Rich Will Japan

China’s Yuan Sinks Past Key Level, Will Test PBOC’s Resolve

An employee counts Chinese 100 yuan banknotes at a branch of China Merchants Bank in Hefei, Anhui province June 21, 2013. REUTERS/Stringer

(Bloomberg) — Traders will be watching to see what Chinese policymakers do to defend the yuan after it tumbled past a key level against the dollar.

The yuan sank as much as 1.1 percent in overnight offshore trading to 6.7249, its biggest loss since January 2016, as a trade conflict with the U.S. worsened. When the Chinese currency last weakened past 6.7 earlier this month, central bankers vowed to keep it stable and to not deploy it as a weapon in the dispute — helping spur a rebound. On Thursday, the People’s Bank of China set the daily reference rate at 6.6726, stronger than estimates compiled by Bloomberg.

Rising tensions between the world’s two largest economies have weighed heavily on China’s financial markets, with the yuan sinking more than 4 percent in the past month and the Shanghai stock index falling to a two-year low. State media have been calling for calm, with the Xinhua News Agency saying recent moves in asset prices are within a controllable range.

“The fixing is likely to serve as the primary tool” for intervention now, said Gao Qi, currency strategist at Scotiabank in Singapore. If that doesn’t work, then it’s likely officials will provide verbal support to slow the pace of the drop to avoid panic, he said.

The yuan was 0.3 percent lower at 6.6960 at 9:54 a.m. in Beijing, stronger than the offshore rate of 6.7120. The Shanghai Composite Index was up 0.6 percent after tumbling 1.8 percent on Wednesday. The gauge has fallen more than 20 percent from this year’s high. Hong Kong’s Hang Seng Index added 0.1 percent.
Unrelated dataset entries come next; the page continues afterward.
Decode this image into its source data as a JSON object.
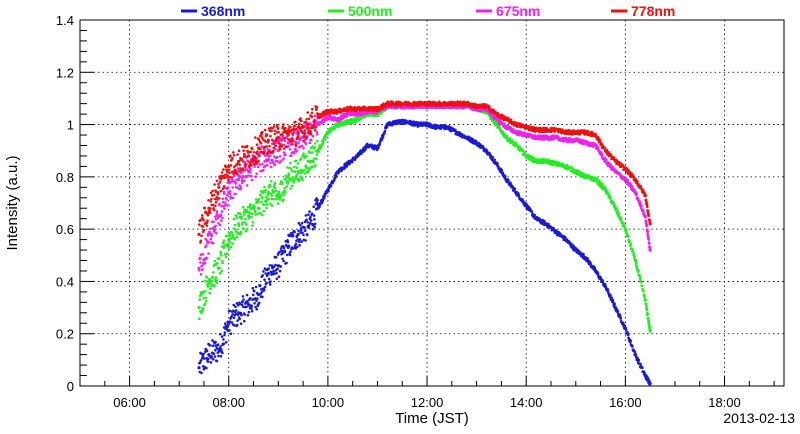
{
  "chart_data": {
    "type": "scatter",
    "title": "",
    "xlabel": "Time (JST)",
    "ylabel": "Intensity (a.u.)",
    "date": "2013-02-13",
    "x_unit": "hours (JST)",
    "xlim": [
      5.0,
      19.2
    ],
    "ylim": [
      0,
      1.4
    ],
    "x_ticks": [
      {
        "value": 6,
        "label": "06:00"
      },
      {
        "value": 8,
        "label": "08:00"
      },
      {
        "value": 10,
        "label": "10:00"
      },
      {
        "value": 12,
        "label": "12:00"
      },
      {
        "value": 14,
        "label": "14:00"
      },
      {
        "value": 16,
        "label": "16:00"
      },
      {
        "value": 18,
        "label": "18:00"
      }
    ],
    "y_ticks": [
      {
        "value": 0,
        "label": "0"
      },
      {
        "value": 0.2,
        "label": "0.2"
      },
      {
        "value": 0.4,
        "label": "0.4"
      },
      {
        "value": 0.6,
        "label": "0.6"
      },
      {
        "value": 0.8,
        "label": "0.8"
      },
      {
        "value": 1.0,
        "label": "1"
      },
      {
        "value": 1.2,
        "label": "1.2"
      },
      {
        "value": 1.4,
        "label": "1.4"
      }
    ],
    "grid": true,
    "legend_position": "top",
    "series": [
      {
        "name": "368nm",
        "color": "#1a1ad6",
        "x": [
          7.4,
          7.6,
          7.8,
          8.0,
          8.2,
          8.4,
          8.6,
          8.8,
          9.0,
          9.2,
          9.4,
          9.6,
          9.8,
          10.0,
          10.2,
          10.4,
          10.6,
          10.8,
          11.0,
          11.2,
          11.4,
          11.6,
          11.8,
          12.0,
          12.2,
          12.4,
          12.6,
          12.8,
          13.0,
          13.2,
          13.4,
          13.6,
          13.8,
          14.0,
          14.2,
          14.4,
          14.6,
          14.8,
          15.0,
          15.2,
          15.4,
          15.6,
          15.8,
          16.0,
          16.2,
          16.4,
          16.5
        ],
        "y": [
          0.07,
          0.12,
          0.14,
          0.24,
          0.28,
          0.31,
          0.35,
          0.43,
          0.46,
          0.53,
          0.58,
          0.61,
          0.68,
          0.75,
          0.82,
          0.85,
          0.88,
          0.92,
          0.91,
          1.0,
          1.01,
          1.01,
          1.0,
          1.0,
          0.99,
          0.99,
          0.97,
          0.95,
          0.93,
          0.9,
          0.85,
          0.79,
          0.74,
          0.69,
          0.64,
          0.62,
          0.59,
          0.56,
          0.52,
          0.49,
          0.44,
          0.38,
          0.3,
          0.22,
          0.12,
          0.04,
          0.01
        ]
      },
      {
        "name": "500nm",
        "color": "#22ee22",
        "x": [
          7.4,
          7.6,
          7.8,
          8.0,
          8.2,
          8.4,
          8.6,
          8.8,
          9.0,
          9.2,
          9.4,
          9.6,
          9.8,
          10.0,
          10.2,
          10.4,
          10.6,
          10.8,
          11.0,
          11.2,
          11.4,
          11.6,
          11.8,
          12.0,
          12.2,
          12.4,
          12.6,
          12.8,
          13.0,
          13.2,
          13.4,
          13.6,
          13.8,
          14.0,
          14.2,
          14.4,
          14.6,
          14.8,
          15.0,
          15.2,
          15.4,
          15.6,
          15.8,
          16.0,
          16.2,
          16.4,
          16.5
        ],
        "y": [
          0.3,
          0.4,
          0.45,
          0.56,
          0.62,
          0.65,
          0.68,
          0.74,
          0.72,
          0.8,
          0.82,
          0.86,
          0.9,
          0.97,
          1.0,
          1.01,
          1.02,
          1.04,
          1.04,
          1.07,
          1.07,
          1.07,
          1.07,
          1.07,
          1.07,
          1.07,
          1.07,
          1.07,
          1.06,
          1.05,
          1.0,
          0.95,
          0.92,
          0.88,
          0.86,
          0.86,
          0.85,
          0.84,
          0.82,
          0.8,
          0.79,
          0.75,
          0.68,
          0.6,
          0.48,
          0.33,
          0.21
        ]
      },
      {
        "name": "675nm",
        "color": "#ee22ee",
        "x": [
          7.4,
          7.6,
          7.8,
          8.0,
          8.2,
          8.4,
          8.6,
          8.8,
          9.0,
          9.2,
          9.4,
          9.6,
          9.8,
          10.0,
          10.2,
          10.4,
          10.6,
          10.8,
          11.0,
          11.2,
          11.4,
          11.6,
          11.8,
          12.0,
          12.2,
          12.4,
          12.6,
          12.8,
          13.0,
          13.2,
          13.4,
          13.6,
          13.8,
          14.0,
          14.2,
          14.4,
          14.6,
          14.8,
          15.0,
          15.2,
          15.4,
          15.6,
          15.8,
          16.0,
          16.2,
          16.4,
          16.5
        ],
        "y": [
          0.45,
          0.55,
          0.65,
          0.74,
          0.79,
          0.82,
          0.86,
          0.88,
          0.9,
          0.93,
          0.93,
          0.97,
          1.0,
          1.03,
          1.02,
          1.04,
          1.04,
          1.05,
          1.05,
          1.07,
          1.07,
          1.07,
          1.07,
          1.07,
          1.07,
          1.07,
          1.07,
          1.07,
          1.06,
          1.06,
          1.02,
          0.99,
          0.97,
          0.96,
          0.95,
          0.95,
          0.95,
          0.94,
          0.94,
          0.93,
          0.92,
          0.86,
          0.82,
          0.79,
          0.74,
          0.65,
          0.52
        ]
      },
      {
        "name": "778nm",
        "color": "#ee1111",
        "x": [
          7.4,
          7.6,
          7.8,
          8.0,
          8.2,
          8.4,
          8.6,
          8.8,
          9.0,
          9.2,
          9.4,
          9.6,
          9.8,
          10.0,
          10.2,
          10.4,
          10.6,
          10.8,
          11.0,
          11.2,
          11.4,
          11.6,
          11.8,
          12.0,
          12.2,
          12.4,
          12.6,
          12.8,
          13.0,
          13.2,
          13.4,
          13.6,
          13.8,
          14.0,
          14.2,
          14.4,
          14.6,
          14.8,
          15.0,
          15.2,
          15.4,
          15.6,
          15.8,
          16.0,
          16.2,
          16.4,
          16.5
        ],
        "y": [
          0.58,
          0.68,
          0.76,
          0.84,
          0.86,
          0.88,
          0.91,
          0.94,
          0.95,
          0.96,
          0.97,
          1.0,
          1.03,
          1.05,
          1.05,
          1.06,
          1.06,
          1.06,
          1.06,
          1.08,
          1.08,
          1.08,
          1.08,
          1.08,
          1.08,
          1.08,
          1.08,
          1.08,
          1.07,
          1.07,
          1.04,
          1.02,
          1.0,
          0.99,
          0.98,
          0.98,
          0.98,
          0.97,
          0.97,
          0.97,
          0.96,
          0.9,
          0.86,
          0.83,
          0.79,
          0.73,
          0.62
        ]
      }
    ]
  }
}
High-level trade talks between the U.S. and China have ground to a halt, according to five people familiar with the matter. The Trump administration on Tuesday released a proposed list of an additional $200 billion in Chinese goods to be hit with tariffs. China’s Commerce Ministry said the tariffs, which cover everything from refrigerators to handbags, are “totally unacceptable.”